Fragmente der Burg entdeckt
Archäologie Verbindung Vechtas zur Hanse vermutet - 300 000 Euro Kosten
von Eike Wahls
Vechta - Funde von großem historischen Wert sind jetzt im Rahmen der Baumaßnahmen Tiefgarage Marienstraße/Kapitelplatz in Vechta entdeckt worden. Aufgrund des feuchten Bodens sind zahlreiche Holzkonstruktionen des 13. und 14. Jahrhunderts erhalten.

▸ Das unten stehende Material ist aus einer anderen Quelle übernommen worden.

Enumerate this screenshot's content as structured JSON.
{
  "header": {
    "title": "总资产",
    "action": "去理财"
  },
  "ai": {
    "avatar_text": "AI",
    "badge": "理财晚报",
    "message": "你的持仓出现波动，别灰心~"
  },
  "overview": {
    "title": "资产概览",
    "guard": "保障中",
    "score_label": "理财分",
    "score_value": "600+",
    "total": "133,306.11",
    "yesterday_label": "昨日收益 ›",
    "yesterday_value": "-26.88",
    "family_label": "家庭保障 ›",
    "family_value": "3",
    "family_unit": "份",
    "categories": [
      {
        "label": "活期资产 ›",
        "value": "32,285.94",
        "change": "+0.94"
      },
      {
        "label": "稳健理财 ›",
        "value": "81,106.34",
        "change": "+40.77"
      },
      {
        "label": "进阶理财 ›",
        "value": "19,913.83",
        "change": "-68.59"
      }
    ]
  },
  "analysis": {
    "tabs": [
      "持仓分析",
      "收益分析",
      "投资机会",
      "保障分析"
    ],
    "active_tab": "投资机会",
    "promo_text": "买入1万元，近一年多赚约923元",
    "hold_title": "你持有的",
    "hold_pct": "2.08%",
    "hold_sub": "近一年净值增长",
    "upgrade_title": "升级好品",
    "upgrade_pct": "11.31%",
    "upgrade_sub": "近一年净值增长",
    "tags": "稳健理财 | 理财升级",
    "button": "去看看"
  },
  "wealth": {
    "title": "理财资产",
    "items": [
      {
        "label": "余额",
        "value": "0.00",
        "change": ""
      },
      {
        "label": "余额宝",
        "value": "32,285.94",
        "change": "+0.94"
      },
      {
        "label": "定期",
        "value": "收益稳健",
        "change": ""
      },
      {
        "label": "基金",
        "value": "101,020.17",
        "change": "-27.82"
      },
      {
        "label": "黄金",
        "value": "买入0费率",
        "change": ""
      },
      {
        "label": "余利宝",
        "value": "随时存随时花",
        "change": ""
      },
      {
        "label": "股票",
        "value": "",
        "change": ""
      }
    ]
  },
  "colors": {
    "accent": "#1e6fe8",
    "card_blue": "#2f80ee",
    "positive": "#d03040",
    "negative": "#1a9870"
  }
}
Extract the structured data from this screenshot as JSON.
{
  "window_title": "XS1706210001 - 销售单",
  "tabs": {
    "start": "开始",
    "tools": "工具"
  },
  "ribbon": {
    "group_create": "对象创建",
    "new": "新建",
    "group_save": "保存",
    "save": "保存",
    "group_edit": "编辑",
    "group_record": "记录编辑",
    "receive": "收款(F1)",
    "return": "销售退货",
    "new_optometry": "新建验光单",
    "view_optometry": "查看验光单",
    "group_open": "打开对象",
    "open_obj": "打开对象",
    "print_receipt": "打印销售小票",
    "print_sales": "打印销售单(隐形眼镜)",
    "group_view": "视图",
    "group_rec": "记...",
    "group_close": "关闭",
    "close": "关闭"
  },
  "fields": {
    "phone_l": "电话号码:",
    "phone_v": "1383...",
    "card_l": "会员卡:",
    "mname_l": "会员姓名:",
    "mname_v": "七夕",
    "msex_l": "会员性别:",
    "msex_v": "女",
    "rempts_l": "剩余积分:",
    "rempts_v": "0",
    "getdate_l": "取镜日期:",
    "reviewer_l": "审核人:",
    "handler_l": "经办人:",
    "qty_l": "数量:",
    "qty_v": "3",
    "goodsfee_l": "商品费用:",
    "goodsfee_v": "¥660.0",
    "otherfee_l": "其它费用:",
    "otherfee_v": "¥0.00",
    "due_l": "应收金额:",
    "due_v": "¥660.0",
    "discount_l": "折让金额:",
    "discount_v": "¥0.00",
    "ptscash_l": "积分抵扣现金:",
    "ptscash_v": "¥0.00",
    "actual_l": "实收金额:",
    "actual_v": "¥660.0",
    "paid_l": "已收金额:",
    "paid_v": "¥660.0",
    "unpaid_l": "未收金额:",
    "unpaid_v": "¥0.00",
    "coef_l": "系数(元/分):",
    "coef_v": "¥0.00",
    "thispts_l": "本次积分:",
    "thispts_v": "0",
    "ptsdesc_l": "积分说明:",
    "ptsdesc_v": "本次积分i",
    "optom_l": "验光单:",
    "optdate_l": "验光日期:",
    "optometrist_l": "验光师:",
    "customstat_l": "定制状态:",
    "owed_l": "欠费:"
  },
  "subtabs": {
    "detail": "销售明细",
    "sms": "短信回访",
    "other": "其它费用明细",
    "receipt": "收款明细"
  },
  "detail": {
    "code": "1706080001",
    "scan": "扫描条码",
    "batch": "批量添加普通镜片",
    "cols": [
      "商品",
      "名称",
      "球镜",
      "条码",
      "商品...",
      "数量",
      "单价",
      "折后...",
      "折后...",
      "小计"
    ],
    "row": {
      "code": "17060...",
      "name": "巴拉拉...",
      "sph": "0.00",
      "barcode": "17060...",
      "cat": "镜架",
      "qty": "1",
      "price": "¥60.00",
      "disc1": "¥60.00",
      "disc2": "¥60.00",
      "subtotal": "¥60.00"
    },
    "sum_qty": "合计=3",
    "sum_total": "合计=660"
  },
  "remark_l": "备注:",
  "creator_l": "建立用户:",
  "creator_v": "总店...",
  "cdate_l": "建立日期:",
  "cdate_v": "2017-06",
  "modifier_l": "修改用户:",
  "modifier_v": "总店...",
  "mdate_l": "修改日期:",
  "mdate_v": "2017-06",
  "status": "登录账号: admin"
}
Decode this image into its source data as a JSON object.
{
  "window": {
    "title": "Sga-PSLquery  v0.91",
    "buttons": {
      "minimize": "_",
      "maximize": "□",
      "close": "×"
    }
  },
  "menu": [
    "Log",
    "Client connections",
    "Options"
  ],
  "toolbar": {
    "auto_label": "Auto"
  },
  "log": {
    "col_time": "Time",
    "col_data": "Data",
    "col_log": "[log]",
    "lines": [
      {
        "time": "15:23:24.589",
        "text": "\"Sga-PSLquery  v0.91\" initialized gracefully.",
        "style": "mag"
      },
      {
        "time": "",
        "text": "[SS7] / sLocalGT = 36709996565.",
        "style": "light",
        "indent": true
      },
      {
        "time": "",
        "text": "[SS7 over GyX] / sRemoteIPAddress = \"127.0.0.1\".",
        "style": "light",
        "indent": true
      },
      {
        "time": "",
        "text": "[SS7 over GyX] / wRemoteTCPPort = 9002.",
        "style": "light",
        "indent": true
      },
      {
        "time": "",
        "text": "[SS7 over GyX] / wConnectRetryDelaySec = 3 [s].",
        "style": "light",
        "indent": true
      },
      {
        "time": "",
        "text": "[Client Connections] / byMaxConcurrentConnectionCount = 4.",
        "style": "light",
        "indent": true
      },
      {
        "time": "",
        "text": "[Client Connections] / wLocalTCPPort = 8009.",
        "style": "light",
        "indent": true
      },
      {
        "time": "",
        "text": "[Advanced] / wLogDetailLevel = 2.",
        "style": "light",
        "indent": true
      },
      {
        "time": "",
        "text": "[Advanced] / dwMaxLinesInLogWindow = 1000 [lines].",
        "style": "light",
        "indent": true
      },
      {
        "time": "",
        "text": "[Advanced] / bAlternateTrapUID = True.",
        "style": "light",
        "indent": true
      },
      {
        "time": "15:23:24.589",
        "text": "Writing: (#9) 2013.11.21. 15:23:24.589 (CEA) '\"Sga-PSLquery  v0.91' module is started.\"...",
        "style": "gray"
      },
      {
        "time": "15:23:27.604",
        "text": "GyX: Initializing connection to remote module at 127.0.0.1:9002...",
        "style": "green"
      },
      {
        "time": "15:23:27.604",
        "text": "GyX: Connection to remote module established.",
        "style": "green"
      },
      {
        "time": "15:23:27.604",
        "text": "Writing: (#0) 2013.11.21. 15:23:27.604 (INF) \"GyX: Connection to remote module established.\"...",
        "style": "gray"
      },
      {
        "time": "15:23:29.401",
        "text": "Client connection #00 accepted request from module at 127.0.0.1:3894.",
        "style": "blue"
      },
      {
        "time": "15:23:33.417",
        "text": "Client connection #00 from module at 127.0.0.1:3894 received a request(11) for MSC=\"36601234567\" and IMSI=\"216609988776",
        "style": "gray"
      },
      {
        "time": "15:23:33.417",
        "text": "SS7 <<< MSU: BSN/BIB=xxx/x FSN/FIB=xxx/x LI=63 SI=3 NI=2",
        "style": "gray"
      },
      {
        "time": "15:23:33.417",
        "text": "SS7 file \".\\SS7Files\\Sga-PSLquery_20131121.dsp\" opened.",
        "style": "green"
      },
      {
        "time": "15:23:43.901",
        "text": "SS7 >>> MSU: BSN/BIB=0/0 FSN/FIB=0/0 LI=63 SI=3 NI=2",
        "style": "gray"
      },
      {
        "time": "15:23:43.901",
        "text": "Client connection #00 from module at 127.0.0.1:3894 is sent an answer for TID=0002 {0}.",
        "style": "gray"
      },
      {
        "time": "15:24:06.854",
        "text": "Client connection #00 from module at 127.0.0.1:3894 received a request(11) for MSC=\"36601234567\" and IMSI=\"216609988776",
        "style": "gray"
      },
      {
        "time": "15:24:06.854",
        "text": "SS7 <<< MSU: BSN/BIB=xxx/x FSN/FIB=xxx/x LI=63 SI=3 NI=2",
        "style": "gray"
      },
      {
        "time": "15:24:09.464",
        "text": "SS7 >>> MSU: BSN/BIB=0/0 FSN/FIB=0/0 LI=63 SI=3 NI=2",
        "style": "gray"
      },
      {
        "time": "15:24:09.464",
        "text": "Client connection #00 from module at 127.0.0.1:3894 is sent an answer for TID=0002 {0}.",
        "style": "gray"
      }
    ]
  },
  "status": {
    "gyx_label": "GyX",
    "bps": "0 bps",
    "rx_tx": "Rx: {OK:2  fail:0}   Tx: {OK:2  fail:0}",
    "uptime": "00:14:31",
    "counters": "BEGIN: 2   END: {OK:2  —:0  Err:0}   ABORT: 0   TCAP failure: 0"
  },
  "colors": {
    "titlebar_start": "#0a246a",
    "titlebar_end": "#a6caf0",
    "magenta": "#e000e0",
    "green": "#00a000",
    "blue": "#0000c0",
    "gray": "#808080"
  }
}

Spektakulär sind dabei die in der Nordwestecke des Kapitelplatzes zutage getretene Mauerverstürze und ein massiver Pfostenunterbau. Sie seien Zeuge der Spätzeit der Vechtaer Burg, so Archäologe Falk Näth. Diese wurde wahrscheinlich unter Benno II (1020 bis 1088) errichtet und nach einem Dekret des Kurfürsten Max Heinrich von 1684 zu Gunsten einer Materialpender der Zitadelle abgerissen.
Außerdem wurde eine Ringfibel mit hanseatischer Hand-Symbolik gefunden, die mit einem Dienstmänner-Geschlecht im Bereich der heutigen Klosterkirche in Verbindung gebracht werden kann. Wie weit die Verbindungen zur Hanse reichten, werde zur Zeit untersucht, so Näth.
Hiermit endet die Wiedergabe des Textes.